Lauren even talks about how Bieber fans would do their best to “spam” artists in order to attract their attention: “A few years ago people, myself included, would spam artists, in my case, Justin Bieber, to get follows, replies, etc. We’d put around 100 tweets with “1”, “2”, “3” after each post in our drafts and then tweet them all out at one time so the artist could hopefully see and follow or reply back. Spamming was the way to go. Times have changed now and that is far in the past, although some people may still do it.”

While the old methods of “spamming” may be dying out, perhaps automated accounts are the new ways that fans can show their appreciation.

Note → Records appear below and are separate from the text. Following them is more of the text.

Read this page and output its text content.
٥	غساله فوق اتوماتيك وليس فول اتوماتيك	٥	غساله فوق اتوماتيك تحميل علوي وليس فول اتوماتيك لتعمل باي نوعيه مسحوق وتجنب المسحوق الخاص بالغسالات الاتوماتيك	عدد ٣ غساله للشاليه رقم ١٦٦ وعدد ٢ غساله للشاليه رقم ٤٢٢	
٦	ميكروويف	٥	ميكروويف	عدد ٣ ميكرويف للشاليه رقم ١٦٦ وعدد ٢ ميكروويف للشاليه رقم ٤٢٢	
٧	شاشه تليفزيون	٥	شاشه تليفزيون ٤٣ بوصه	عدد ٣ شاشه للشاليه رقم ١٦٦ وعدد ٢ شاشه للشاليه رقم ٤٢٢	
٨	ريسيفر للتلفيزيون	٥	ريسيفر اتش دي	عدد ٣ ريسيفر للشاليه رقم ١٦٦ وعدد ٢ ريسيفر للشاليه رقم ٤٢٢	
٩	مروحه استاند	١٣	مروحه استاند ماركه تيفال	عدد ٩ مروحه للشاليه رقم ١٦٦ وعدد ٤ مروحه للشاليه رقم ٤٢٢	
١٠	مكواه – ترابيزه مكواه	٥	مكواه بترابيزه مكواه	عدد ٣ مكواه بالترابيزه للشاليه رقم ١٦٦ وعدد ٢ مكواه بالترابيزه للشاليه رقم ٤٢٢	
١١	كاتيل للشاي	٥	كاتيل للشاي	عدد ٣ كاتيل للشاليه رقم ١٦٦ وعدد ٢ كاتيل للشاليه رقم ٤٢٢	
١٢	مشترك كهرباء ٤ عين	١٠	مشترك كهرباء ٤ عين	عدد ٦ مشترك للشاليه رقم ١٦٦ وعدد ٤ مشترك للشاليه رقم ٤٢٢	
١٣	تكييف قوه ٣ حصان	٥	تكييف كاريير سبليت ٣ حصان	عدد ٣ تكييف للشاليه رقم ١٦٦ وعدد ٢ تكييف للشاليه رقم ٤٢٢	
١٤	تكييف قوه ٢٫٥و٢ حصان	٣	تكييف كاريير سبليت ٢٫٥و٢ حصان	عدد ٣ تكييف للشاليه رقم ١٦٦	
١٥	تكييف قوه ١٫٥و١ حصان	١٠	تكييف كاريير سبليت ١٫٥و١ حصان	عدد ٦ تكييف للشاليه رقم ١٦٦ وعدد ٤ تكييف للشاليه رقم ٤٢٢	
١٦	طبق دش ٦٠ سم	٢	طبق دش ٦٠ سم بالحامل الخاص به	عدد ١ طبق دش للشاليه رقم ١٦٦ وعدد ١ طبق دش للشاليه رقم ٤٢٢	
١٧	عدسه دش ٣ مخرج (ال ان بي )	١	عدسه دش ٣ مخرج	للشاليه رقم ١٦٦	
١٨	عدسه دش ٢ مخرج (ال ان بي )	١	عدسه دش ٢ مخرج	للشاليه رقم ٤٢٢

“If you tweet one thing about BTS, the chances of it getting picked up and retweeted thousands or hundreds of times are pretty high. I have created a few polls before for the company I work for and BTS were included. They ended up getting thousands of votes as well as retweets and likes, which makes me a bit unsure on whether it is mostly real people or bots. Even just going onto BTS’ official pages are insane – their engagement is huge. There has been a lot of suspicion around BTS and bots from other fanbases due to their incredibly high overall engagement.”

BTS: A perfect storm

The combination of a hyper-engaged pop group with a hungry fandom, supplemented by newly accessible (although dubious) ways of boosting conversation around them in the form of bots, could be the reason that BTS seem so ubiquitous online these days.

Regardless of whether bots are being used, the BTS machine is impressive to say the least. It’s refreshing to see a whole new genre of music splashed across our screens and being so enthusiastically embraced – it’s a phenomenon that you just can’t imagine without the internet.